WASHINGTON — One of the 10 undocumented immigrants who died in the back of a broiling tractor-trailer graduated from a Fairfax County high school, had recently been deported, and was trying to sneak back into the United States.
According to immigration officials, Frank G. Fuentes was brought from Guatemala to the U.S. before he was 3 years old. Fuentes grew up in Northern Virginia and graduated from J.E.B. Stuart High School in 2015.
Nineteen-year-old Fuentes was deported on March 2, 2017 after being convicted of assault and battery by a mob, and grand larceny by pickpocketing, according to U.S. Immigration and Customs Enforcement. He was suspected of having gang connections.
The Washington Post reported that one month ago, Fuentes told a friend he was struggling in Guatemala, and missed his friends and family in Northern Virginia.
Two Guatemalans who survived the trek in the overheated tractor trailer said the group, including Fuentes, had crossed into the United States from Mexico through a desert zone near Laredo, Texas.
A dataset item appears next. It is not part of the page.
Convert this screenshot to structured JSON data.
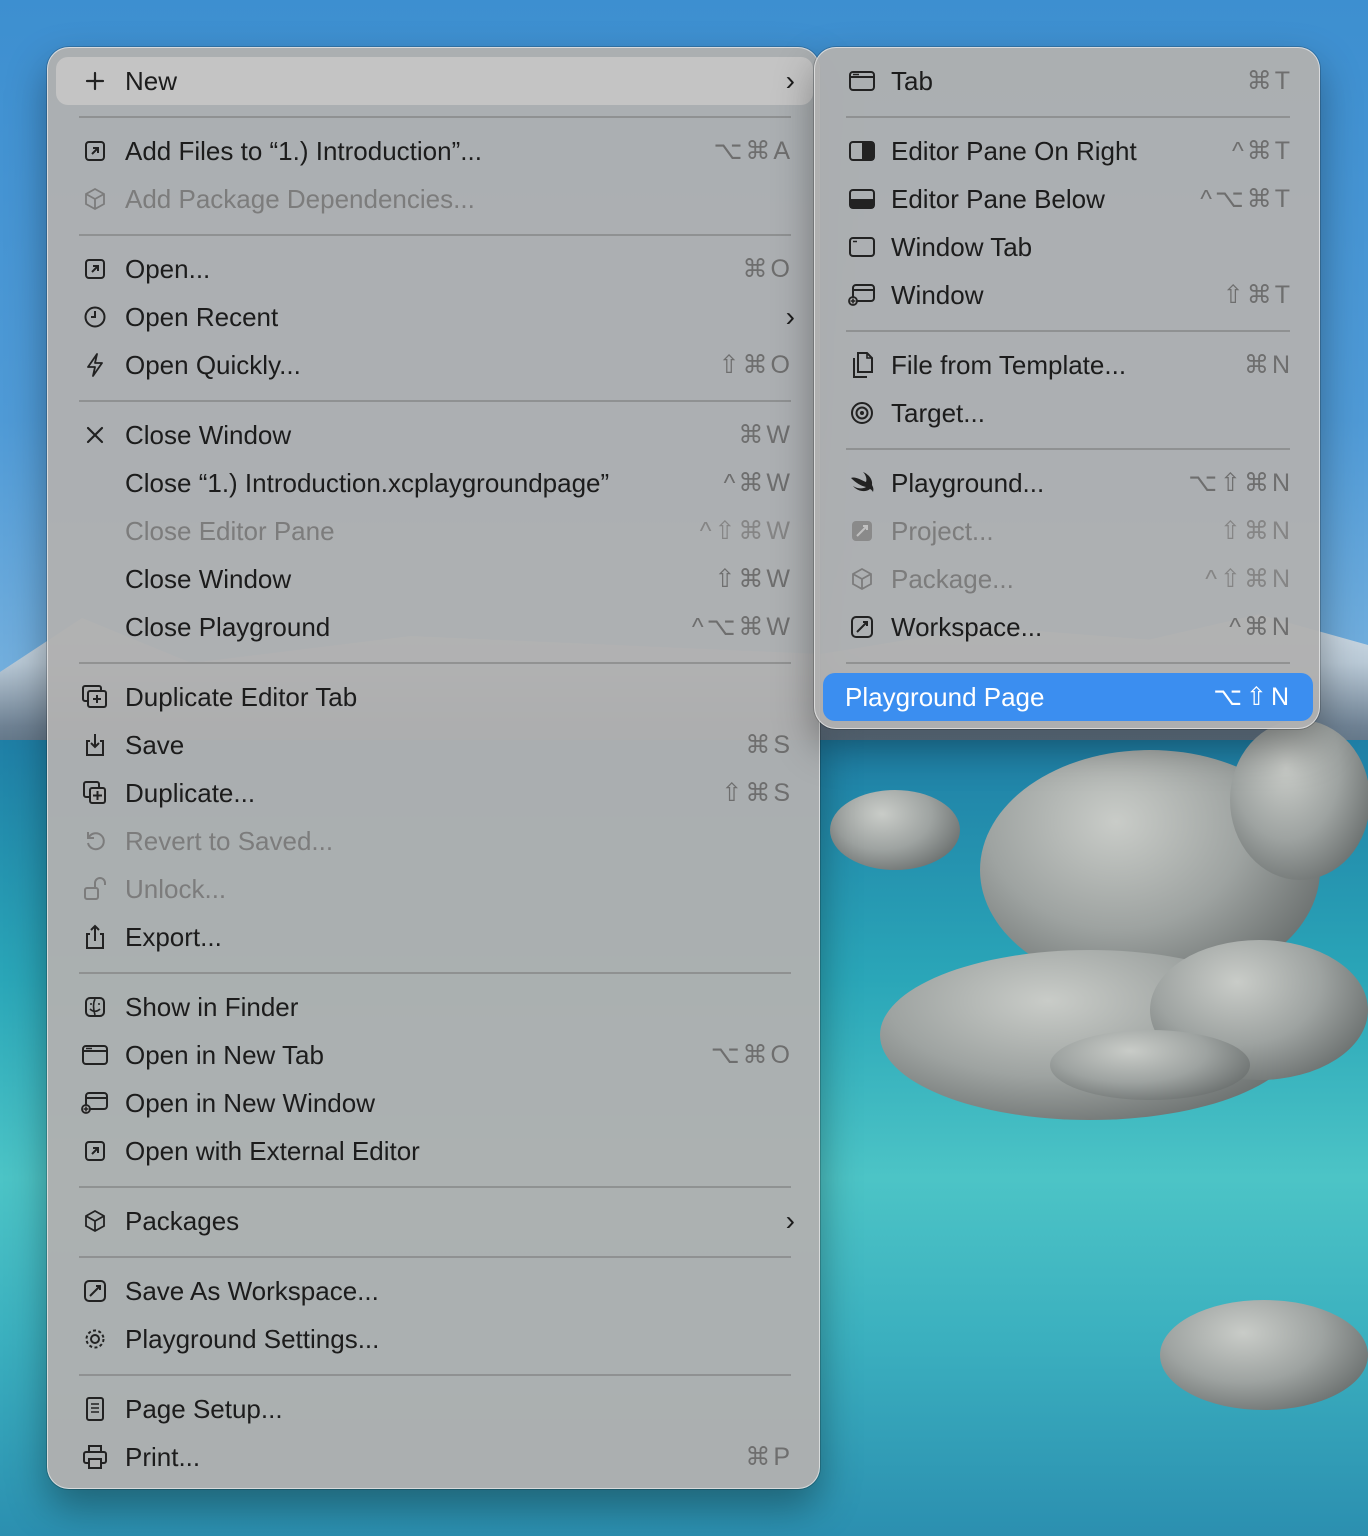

They boarded the truck bound for Houston.
According to the Guatemalan government, Fuentes and the others in the ventilation-less compartment of the truck died of heat exposure and asphyxiation.
The truck driver, James Matthew Bradley, Jr., has been charged with smuggling immigrants for financial gain resulting in death.
Some of the immigrants who survived the trip could be granted “U visas,” which would allow them to stay in the U.S. for at least 4 years, to help law enforcement officials with investigations or prosecutions in the matter.